Et il écrit, un peu plus loin, ces lignes magnifiques : "Jamais je n'ai mieux aimé ma maison que dans le Sahara. Jamais fiancés n'ont été plus proches de leur fiancée que les marins bretons du XVIème siècle, quand ils doublaient le Cap Horn et vieillissaient contre le mur des vents contraires. Dès le départ, ils commençaient déjà de revenir. C'est leur retour qu'ils préparaient de leurs lourdes mains en hissant les voiles. Le chemin le plus court du port de Bretagne à la maison de leur fiancée passait par le Cap Horn. Mais voici que mes immigrants m'apparaissaient comme des marins bretons auxquels on eût enlevé la fiancée bretonne. Aucune fiancée bretonne n'allumait plus pour eux, à sa fenêtre, son humble lampe. Ils étaient des enfants prodigues sans maison vers quoi revenir. Alors commence le vrai voyage, qui est hors de soi-même."

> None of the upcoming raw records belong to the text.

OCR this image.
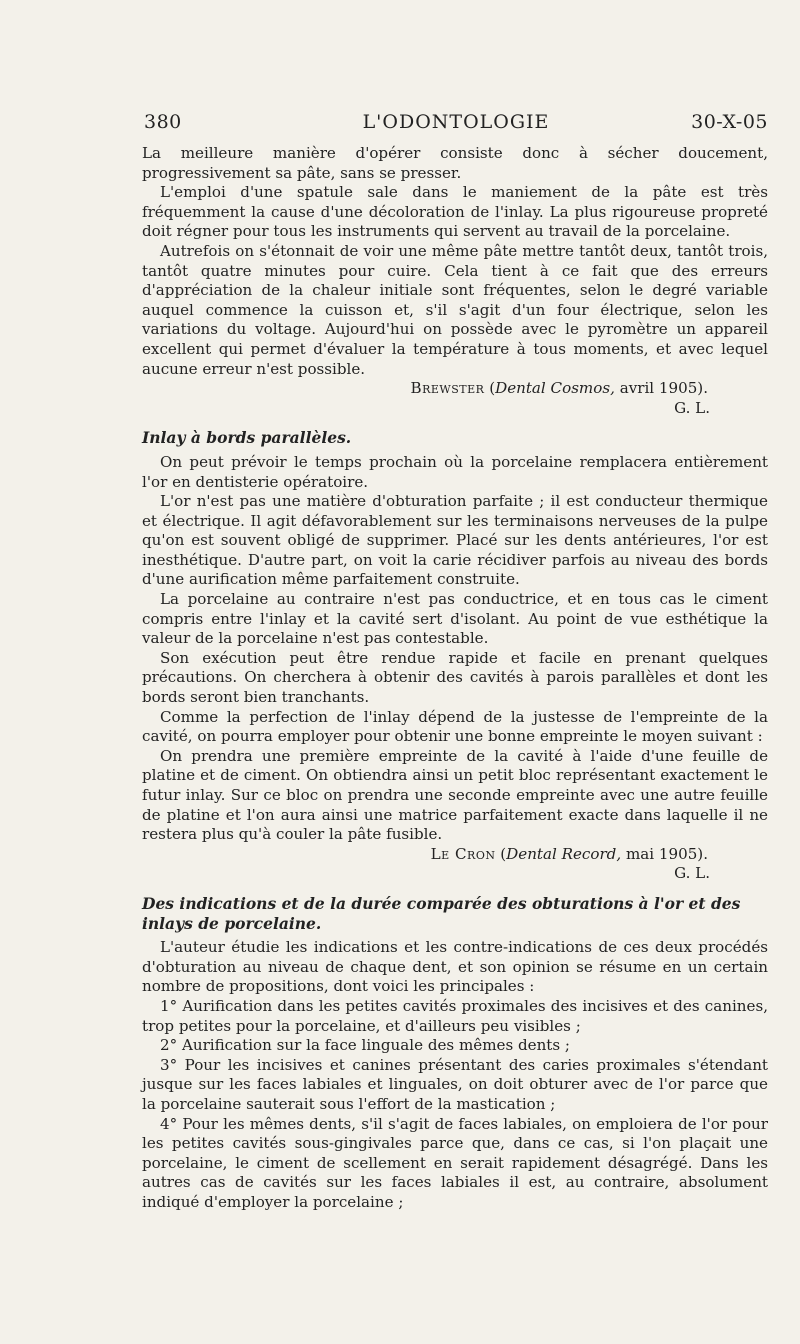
380	L'ODONTOLOGIE	30-X-05

La meilleure manière d'opérer consiste donc à sécher doucement, progressivement sa pâte, sans se presser.

L'emploi d'une spatule sale dans le maniement de la pâte est très fréquemment la cause d'une décoloration de l'inlay. La plus rigoureuse propreté doit régner pour tous les instruments qui servent au travail de la porcelaine.

Autrefois on s'étonnait de voir une même pâte mettre tantôt deux, tantôt trois, tantôt quatre minutes pour cuire. Cela tient à ce fait que des erreurs d'appréciation de la chaleur initiale sont fréquentes, selon le degré variable auquel commence la cuisson et, s'il s'agit d'un four électrique, selon les variations du voltage. Aujourd'hui on possède avec le pyromètre un appareil excellent qui permet d'évaluer la température à tous moments, et avec lequel aucune erreur n'est possible.

Brewster (Dental Cosmos, avril 1905).

G. L.

Inlay à bords parallèles.

On peut prévoir le temps prochain où la porcelaine remplacera entièrement l'or en dentisterie opératoire.

L'or n'est pas une matière d'obturation parfaite ; il est conducteur thermique et électrique. Il agit défavorablement sur les terminaisons nerveuses de la pulpe qu'on est souvent obligé de supprimer. Placé sur les dents antérieures, l'or est inesthétique. D'autre part, on voit la carie récidiver parfois au niveau des bords d'une aurification même parfaitement construite.

La porcelaine au contraire n'est pas conductrice, et en tous cas le ciment compris entre l'inlay et la cavité sert d'isolant. Au point de vue esthétique la valeur de la porcelaine n'est pas contestable.

Son exécution peut être rendue rapide et facile en prenant quelques précautions. On cherchera à obtenir des cavités à parois parallèles et dont les bords seront bien tranchants.

Comme la perfection de l'inlay dépend de la justesse de l'empreinte de la cavité, on pourra employer pour obtenir une bonne empreinte le moyen suivant :

On prendra une première empreinte de la cavité à l'aide d'une feuille de platine et de ciment. On obtiendra ainsi un petit bloc représentant exactement le futur inlay. Sur ce bloc on prendra une seconde empreinte avec une autre feuille de platine et l'on aura ainsi une matrice parfaitement exacte dans laquelle il ne restera plus qu'à couler la pâte fusible.

Le Cron (Dental Record, mai 1905).

G. L.

Des indications et de la durée comparée des obturations à l'or et des
inlays de porcelaine.

L'auteur étudie les indications et les contre-indications de ces deux procédés d'obturation au niveau de chaque dent, et son opinion se résume en un certain nombre de propositions, dont voici les principales :

1° Aurification dans les petites cavités proximales des incisives et des canines, trop petites pour la porcelaine, et d'ailleurs peu visibles ;

2° Aurification sur la face linguale des mêmes dents ;

3° Pour les incisives et canines présentant des caries proximales s'étendant jusque sur les faces labiales et linguales, on doit obturer avec de l'or parce que la porcelaine sauterait sous l'effort de la mastication ;

4° Pour les mêmes dents, s'il s'agit de faces labiales, on emploiera de l'or pour les petites cavités sous-gingivales parce que, dans ce cas, si l'on plaçait une porcelaine, le ciment de scellement en serait rapidement désagrégé. Dans les autres cas de cavités sur les faces labiales il est, au contraire, absolument indiqué d'employer la porcelaine ;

                        :-:-:-:-:-:-:-:-:-:-:-:-:-:-:-:-:-:-:-:-:-:-:-:-:-:-:-:-:-:-:-:-:-:-:


Théodore Monod rappelait à ses interlocuteurs avides d'anecdotes la dimension spirituelle de tout voyage.

Joë Bousquet était un grand ami d'Henry de Montfred. Le "voyageur immobile" de Carcassonne et l'aventurier de la Mer Rouge se comprenaient à demi-mots. Ils voyageaient tous deux, chacun à sa manière, mais tous deux à la pointe extrême du danger.

A quoi bon tout ce pathos sur la "poésie sublime du désert" si l'expérience du désert ne nous simplifie pas ?

Pour éclore, le sublime a besoin de notre regard ; il naît d'une rencontre à laquelle il faut être préparé, faute de quoi, il ne se passe rien.

Il y a deux sortes de voyageurs, comme il y a deux sortes de missionnaires : ceux qui n'apprennent rien car ils croient tout savoir et les autres.

Pour rencontrer vraiment les "étrangers", il faut se rendre étranger à soi-même, renoncer à soi et consentir à l'inattendu.

Tâcher, comme le dit Louis Massignon, de "comprendre l'autre comme il se comprend soi-même".

"L'homme est un voyageur sur la Terre." : ne plus être un "touriste", devenir un voyageur...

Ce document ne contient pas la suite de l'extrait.